The role of C/EBPα in adipocyte differentiation and maturation has been extensively studied. Gene ontology analysis of C/EBPα binding genes showed substantial enrichment of genes involved in lipid metabolism, over 60% of which overlapped with peroxisome proliferator-activated receptor γ (PPARγ) target locations [31]. C/EBPα is activated during adipogenesis; it regulates the transcription of a series of genes, including free fatty acid receptor 2 (Ffar2) and long-chain fatty acid CoA ligase 1 (Acsl1), to promote lipid storage [31, 32]. In this study, we performed ChIP analysis and dual-luciferase reporter assay to determine whether C/EBPα directly binds to the promoter region of RTN3 to regulate its transcription positively. Under lipid overload conditions, C/EBPα is significantly upregulated, leading to increased expression of RTN3. In contrast, C/EBPα silencing prevented RTN3 upregulation and further inhibited Pal-induced LD biogenesis in cardiomyocytes. The pattern by which C/EBPα modulates RTN3 under lipid overload conditions is in accordance with its proposed role of regulating other lipid metabolism-related genes, including CD36 and pyruvate dehydrogenase kinase 4 (PDK4) [31].
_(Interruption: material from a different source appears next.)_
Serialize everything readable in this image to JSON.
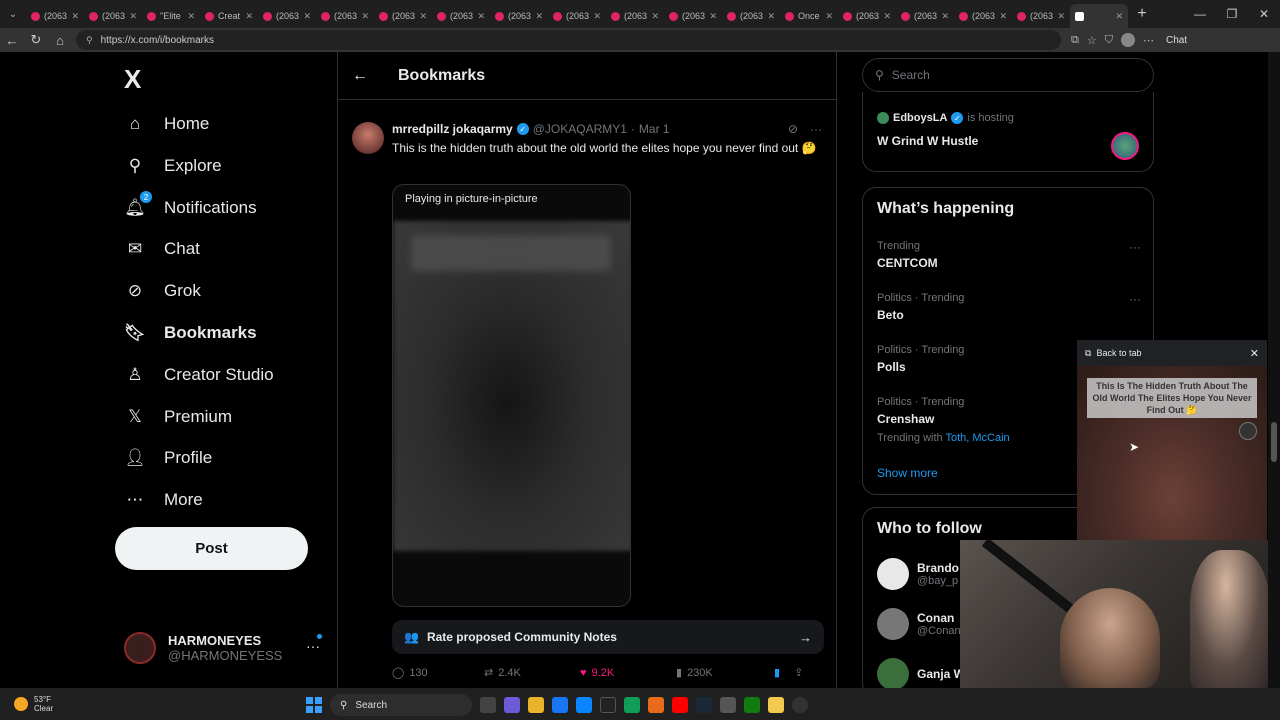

As for clinical translation, our study observed excess intramyocardial lipid accumulation in obese patients accompanied by diastolic function impairment. Consistent with our results, previous studies have also reported obesity-related cardiac dysfunction and myocardial lipid accumulation [7]. Moreover, we demonstrated that RTN3 protein levels increased significantly in the myocardium of patients with obesity. The interaction between RTN3 and FABP5 was also found in human cardiac tissue, consistent with the results obtained in animals and cardiomyocytes. These translational results suggest that our study has good clinical utility and offers potential for improving clinical therapies targeting obesity-related cardiac dysfunction.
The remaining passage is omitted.